Plain boolean expressions evaluated against a context built from the receipt's execution metadata. Always evaluated; cheap; no LLM cost. Use these for hard limits — dollar caps, allowlists, denylists, required-field checks.

Examples:

  • amount < 5000
  • vendor_status == "approved"
  • tools_used.contains("policy_check")
  • retrieval_summary != null

Natural-language rules

Plain English statements the AI evaluator interprets against the receipt context. Use these for judgment calls — anything you'd give a human reviewer as guidance.

Examples:

  • "Reject any approval that contradicts the retrieved vendor record."
  • "Flag as high-risk if the user's request implies bypassing a normal process."
  • "Do not approve if the rationale references sensitive personal data unnecessarily."

Versioning

Every edit to a Policy creates a new version.
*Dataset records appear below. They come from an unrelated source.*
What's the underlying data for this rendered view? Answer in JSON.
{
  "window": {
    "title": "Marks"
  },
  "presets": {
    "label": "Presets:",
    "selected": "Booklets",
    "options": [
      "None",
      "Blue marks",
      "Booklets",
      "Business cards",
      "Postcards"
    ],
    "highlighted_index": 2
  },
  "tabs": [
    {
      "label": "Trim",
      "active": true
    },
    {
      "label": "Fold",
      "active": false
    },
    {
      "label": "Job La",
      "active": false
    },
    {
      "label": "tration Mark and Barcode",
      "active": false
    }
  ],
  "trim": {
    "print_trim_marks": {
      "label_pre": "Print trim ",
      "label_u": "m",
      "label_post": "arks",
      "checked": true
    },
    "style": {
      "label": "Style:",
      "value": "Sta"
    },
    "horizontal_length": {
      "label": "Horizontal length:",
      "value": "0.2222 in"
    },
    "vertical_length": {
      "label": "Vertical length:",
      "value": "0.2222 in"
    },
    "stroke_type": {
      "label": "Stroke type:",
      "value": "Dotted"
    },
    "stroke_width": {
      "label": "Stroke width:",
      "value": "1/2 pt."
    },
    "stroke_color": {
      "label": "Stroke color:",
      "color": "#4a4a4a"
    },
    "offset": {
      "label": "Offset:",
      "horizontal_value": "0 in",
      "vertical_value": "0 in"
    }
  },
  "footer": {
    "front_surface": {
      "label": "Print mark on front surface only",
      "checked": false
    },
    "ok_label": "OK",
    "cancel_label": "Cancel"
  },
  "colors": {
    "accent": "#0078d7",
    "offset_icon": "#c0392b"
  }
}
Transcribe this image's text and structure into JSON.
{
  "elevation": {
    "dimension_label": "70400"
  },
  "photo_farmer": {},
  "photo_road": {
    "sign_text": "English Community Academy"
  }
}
Receipts record the exact version they were evaluated against, so a year from now you can prove which rules applied at the time of the decision — not the rules as they exist today.

Setting is_active = false on a policy doesn't delete it. Bound agents stop using it, but historical receipts still reference it for verification.

Binding to an agent

At /agents, click an agent and select the Policy from the dropdown. Future receipts from that agent automatically run against the bound policy — no policy_rules field needed in the API call.

An agent can have at most one bound policy at a time. To change, select a different policy. The change is non-breaking — previous receipts keep their original policy_version.

Per-call overrides

You can still pass policy_rules in a single API call — these are additive to the bound policy. Use this for one-off constraints that don't belong in a permanent policy.